皆それぞれイノマーさんとの出会いや思い出を語っていた。特徴的だったのが、出演者が時折空を見上げ、イノマーさんと目を合わせているかのような仕草というか表情をしていたのだ。【とてつもなく密接な関わり】を持っていた彼らにはきっとイノマーさんの笑顔が見えていたのかもしれない。

舌がなくなってもステージに立とうとする姿。
闘病生活だけでも十分きついのに執筆やレコーディングまでやっちゃうところ。
何を言っているかわからないのに『オナニー』だけははっきり言えているところ。

その全てがイノマーさんという人間を象徴していたのだと思う。

過去の映像や文章からわかるイノマーさんの姿。
そして、昨日の出演者たちから語られるイノマーさんの姿。イノマーさんに聴こえるように鳴らされる爆音。

会ったことも喋ったこともない。今まであまり見てこなかった人の生き様に涙を流したのは生まれて初めてだった。

【本物は伝わる】
そう思った。

イノマーさんの本気。出演者の本気。心臓が痛いくらい響いてきた。
だからこそ思った。

今の自分の幸せに素直に感謝しよう。

イノマーさんの闘病生活の記録の中にこんなものがあった。
『オイラの今の夢はウンコ漏らしたい。それだけでいい。些細な夢。
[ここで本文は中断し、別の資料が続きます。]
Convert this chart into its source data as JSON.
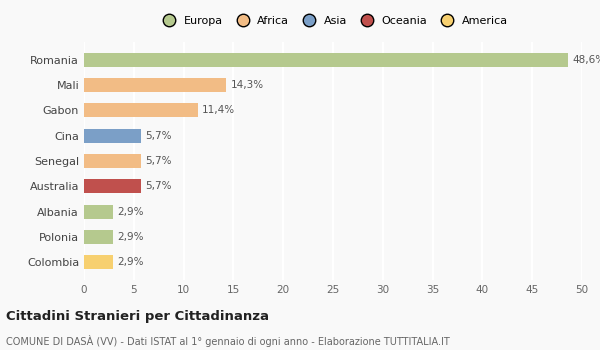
{
  "countries": [
    "Romania",
    "Mali",
    "Gabon",
    "Cina",
    "Senegal",
    "Australia",
    "Albania",
    "Polonia",
    "Colombia"
  ],
  "values": [
    48.6,
    14.3,
    11.4,
    5.7,
    5.7,
    5.7,
    2.9,
    2.9,
    2.9
  ],
  "labels": [
    "48,6%",
    "14,3%",
    "11,4%",
    "5,7%",
    "5,7%",
    "5,7%",
    "2,9%",
    "2,9%",
    "2,9%"
  ],
  "colors": [
    "#b5c98e",
    "#f2bc85",
    "#f2bc85",
    "#7b9fc7",
    "#f2bc85",
    "#c0504d",
    "#b5c98e",
    "#b5c98e",
    "#f7d070"
  ],
  "continents": [
    "Europa",
    "Africa",
    "Asia",
    "Oceania",
    "America"
  ],
  "legend_colors": [
    "#b5c98e",
    "#f2bc85",
    "#7b9fc7",
    "#c0504d",
    "#f7d070"
  ],
  "xlim": [
    0,
    50
  ],
  "xticks": [
    0,
    5,
    10,
    15,
    20,
    25,
    30,
    35,
    40,
    45,
    50
  ],
  "title": "Cittadini Stranieri per Cittadinanza",
  "subtitle": "COMUNE DI DASÀ (VV) - Dati ISTAT al 1° gennaio di ogni anno - Elaborazione TUTTITALIA.IT",
  "background_color": "#f9f9f9",
  "grid_color": "#ffffff",
  "bar_height": 0.55
}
』
この文章だけ読んだら意味が分からないと思うし、ただただふざけた内容に見える。
でもこの時のイノマーさんは、難病の薬の副作用でかなりの便秘になって身体が便で重たくなっていたのだ。おまけに大好きな塩煎餅や柿ピーが食べられないとか、炭酸水が飲めないとか・・・

当たり前にできていたことがある日突然できなくなる。
想像しただけで恐ろしい。

自分をスーパーマンだと思っちゃいけない。
いつ自分がその立場になってもおかしくない。
『俺に限って』『うちの家族に限って』そんな理屈は通用しない。
当たり前なんてこの世に存在しない。
だから大切にしないといけない。
自分のことも、自分の大好きな人たちのことも。
今日カレーライスが食べられること、二本足で元気に歩けること、親から小言のLINEが来ること、トイレで排泄できること。
全部奇跡みたいなもん。
そう考えたら、毎日がとても尊く思えた。

これがイノマーロックフェスティバルで私が学んだことです。